High throughput technology makes it possible to monitor metabolites on different experiments and has been widely used to detect differences in metabolites in many areas of biomedical research. Mass spectrometry has become one of the main analytical technique for profiling a wide array of compounds in the biological samples. Extracting relevant biological information from large datasets is one of the challenges. Missing values in metabolomics datasets occur widely and can arise from different sources, including both technical and biological reasons. Mostly the missing value is substituted by the minimum value, and this substitute may lead to different results in the downstream analysis. Different methods tend to give different results. In this study we summarize the statistical analysis of metabolomics data with no missing values and with missing values. With the missing values, we compare the different methods and examine the outcomes based on each method.

Materials and methods

Analysis was done on 276 metabolites from 10 samples (12 metabolites excluded due to not detected in either group). 204 metabolites had complete information in all samples[1]. We used seven different Missing Value (MV) imputations: Zero, Mean, Median, Half Minimum (HM), k Nearest Neighbors (kNN), Random Forest (RF) and Probabilistic Principal Components Analysis (PPCA).
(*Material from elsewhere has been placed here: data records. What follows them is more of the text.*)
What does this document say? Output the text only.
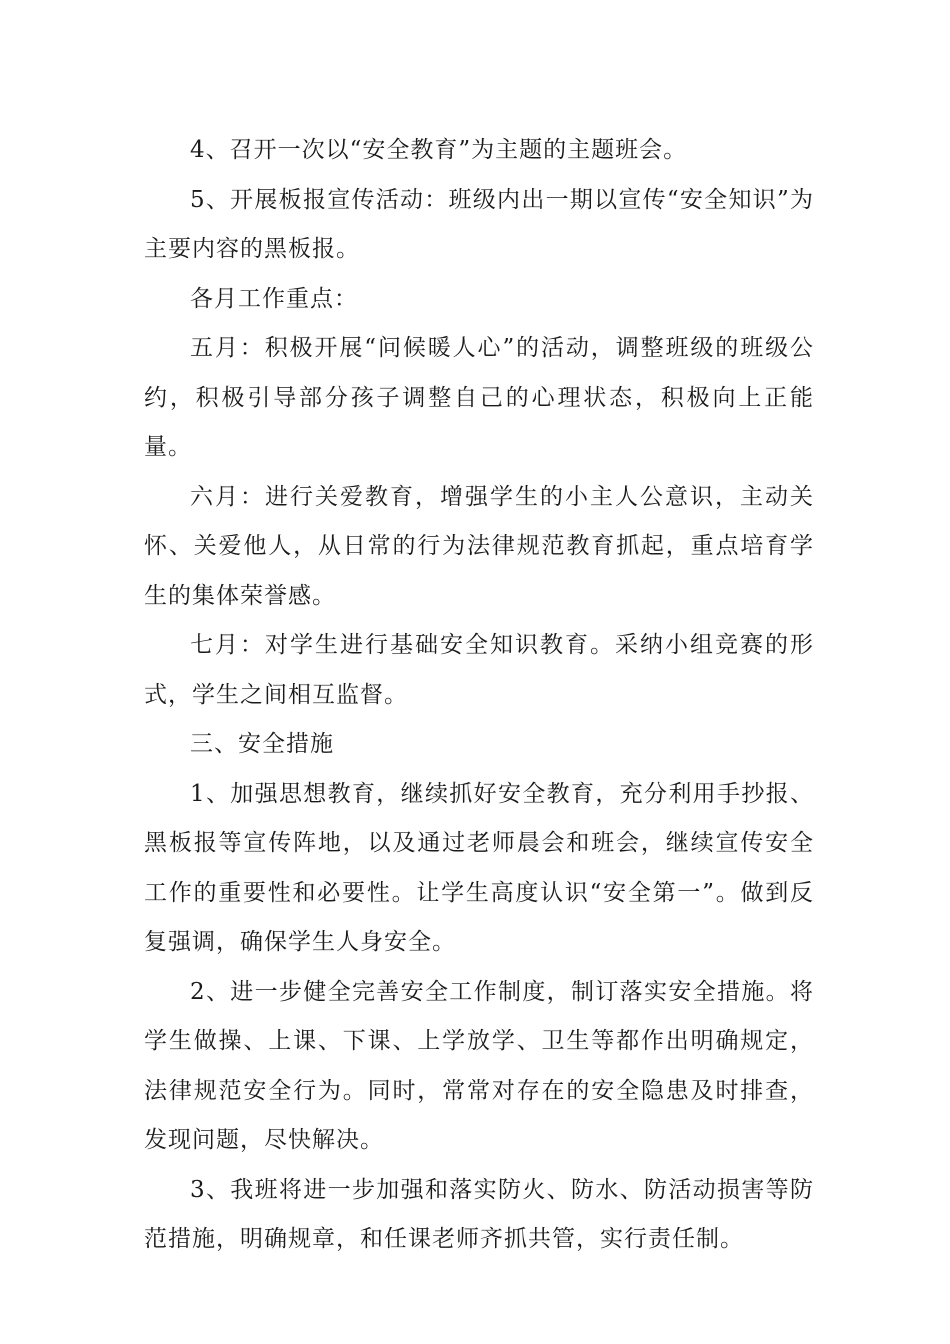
4、召开一次以“安全教育”为主题的主题班会。

5、开展板报宣传活动：班级内出一期以宣传“安全知识”为主要内容的黑板报。

各月工作重点：

五月：积极开展“问候暖人心”的活动，调整班级的班级公约，积极引导部分孩子调整自己的心理状态，积极向上正能量。

六月：进行关爱教育，增强学生的小主人公意识，主动关怀、关爱他人，从日常的行为法律规范教育抓起，重点培育学生的集体荣誉感。

七月：对学生进行基础安全知识教育。采纳小组竞赛的形式，学生之间相互监督。

三、安全措施

1、加强思想教育，继续抓好安全教育，充分利用手抄报、黑板报等宣传阵地，以及通过老师晨会和班会，继续宣传安全工作的重要性和必要性。让学生高度认识“安全第一”。做到反复强调，确保学生人身安全。

2、进一步健全完善安全工作制度，制订落实安全措施。将学生做操、上课、下课、上学放学、卫生等都作出明确规定，法律规范安全行为。同时，常常对存在的安全隐患及时排查，发现问题，尽快解决。

3、我班将进一步加强和落实防火、防水、防活动损害等防范措施，明确规章，和任课老师齐抓共管，实行责任制。
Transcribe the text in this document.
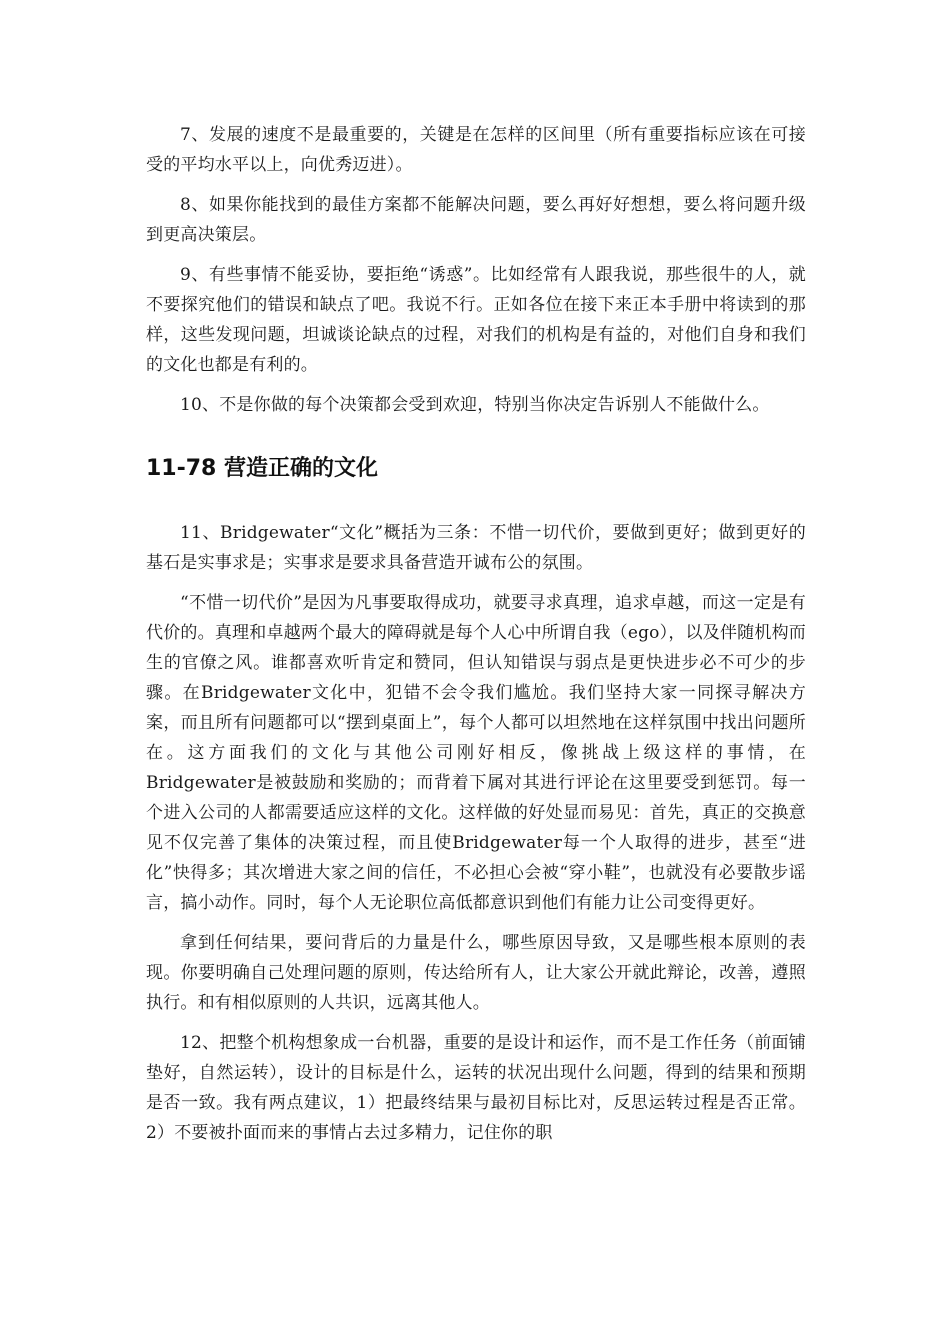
7、发展的速度不是最重要的，关键是在怎样的区间里（所有重要指标应该在可接受的平均水平以上，向优秀迈进）。

8、如果你能找到的最佳方案都不能解决问题，要么再好好想想，要么将问题升级到更高决策层。

9、有些事情不能妥协，要拒绝“诱惑”。比如经常有人跟我说，那些很牛的人，就不要探究他们的错误和缺点了吧。我说不行。正如各位在接下来正本手册中将读到的那样，这些发现问题，坦诚谈论缺点的过程，对我们的机构是有益的，对他们自身和我们的文化也都是有利的。

10、不是你做的每个决策都会受到欢迎，特别当你决定告诉别人不能做什么。

11-78 营造正确的文化

11、Bridgewater“文化”概括为三条：不惜一切代价，要做到更好；做到更好的基石是实事求是；实事求是要求具备营造开诚布公的氛围。

“不惜一切代价”是因为凡事要取得成功，就要寻求真理，追求卓越，而这一定是有代价的。真理和卓越两个最大的障碍就是每个人心中所谓自我（ego），以及伴随机构而生的官僚之风。谁都喜欢听肯定和赞同，但认知错误与弱点是更快进步必不可少的步骤。在Bridgewater文化中，犯错不会令我们尴尬。我们坚持大家一同探寻解决方案，而且所有问题都可以“摆到桌面上”，每个人都可以坦然地在这样氛围中找出问题所在。这方面我们的文化与其他公司刚好相反，像挑战上级这样的事情，在Bridgewater是被鼓励和奖励的；而背着下属对其进行评论在这里要受到惩罚。每一个进入公司的人都需要适应这样的文化。这样做的好处显而易见：首先，真正的交换意见不仅完善了集体的决策过程，而且使Bridgewater每一个人取得的进步，甚至“进化”快得多；其次增进大家之间的信任，不必担心会被“穿小鞋”，也就没有必要散步谣言，搞小动作。同时，每个人无论职位高低都意识到他们有能力让公司变得更好。

拿到任何结果，要问背后的力量是什么，哪些原因导致，又是哪些根本原则的表现。你要明确自己处理问题的原则，传达给所有人，让大家公开就此辩论，改善，遵照执行。和有相似原则的人共识，远离其他人。

12、把整个机构想象成一台机器，重要的是设计和运作，而不是工作任务（前面铺垫好，自然运转），设计的目标是什么，运转的状况出现什么问题，得到的结果和预期是否一致。我有两点建议，1）把最终结果与最初目标比对，反思运转过程是否正常。2）不要被扑面而来的事情占去过多精力，记住你的职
Filtering, scaling and transformation was done with inter-quartile range, pareto scaling and log transformation respectively. Different downstream analyses such as t-test, fold change, PLS-DA, correlation analysis, etcetera, were done.

Results

Zero gave the least number of significant metabolites whereas Mean gave the most. 55 metabolites were uniquely identified by all methods in the volcano plot; 28 metabolites were similar across all methods.

Conclusions

We have shown that the selection of imputation methods to replace MVs may have a dramatic impact on the data. The handling of missing values is an absolutely crucial step in the data pre-processing. Metabolites such as adenylosuccinate, caprylate (8:0) and N-acetylalanine are only detectible by a specific method and may be important in their specific metabolic pathways and so choosing an appropriate method is critical. Also PLS-DA FAD is important for only kNN in predicting the class membership whereas adenine and adenylosuccinate is important only for Zero and Mean Methods. In future studies we will further examine MVs and model an appropriate method such that the correct significant metabolites are captured.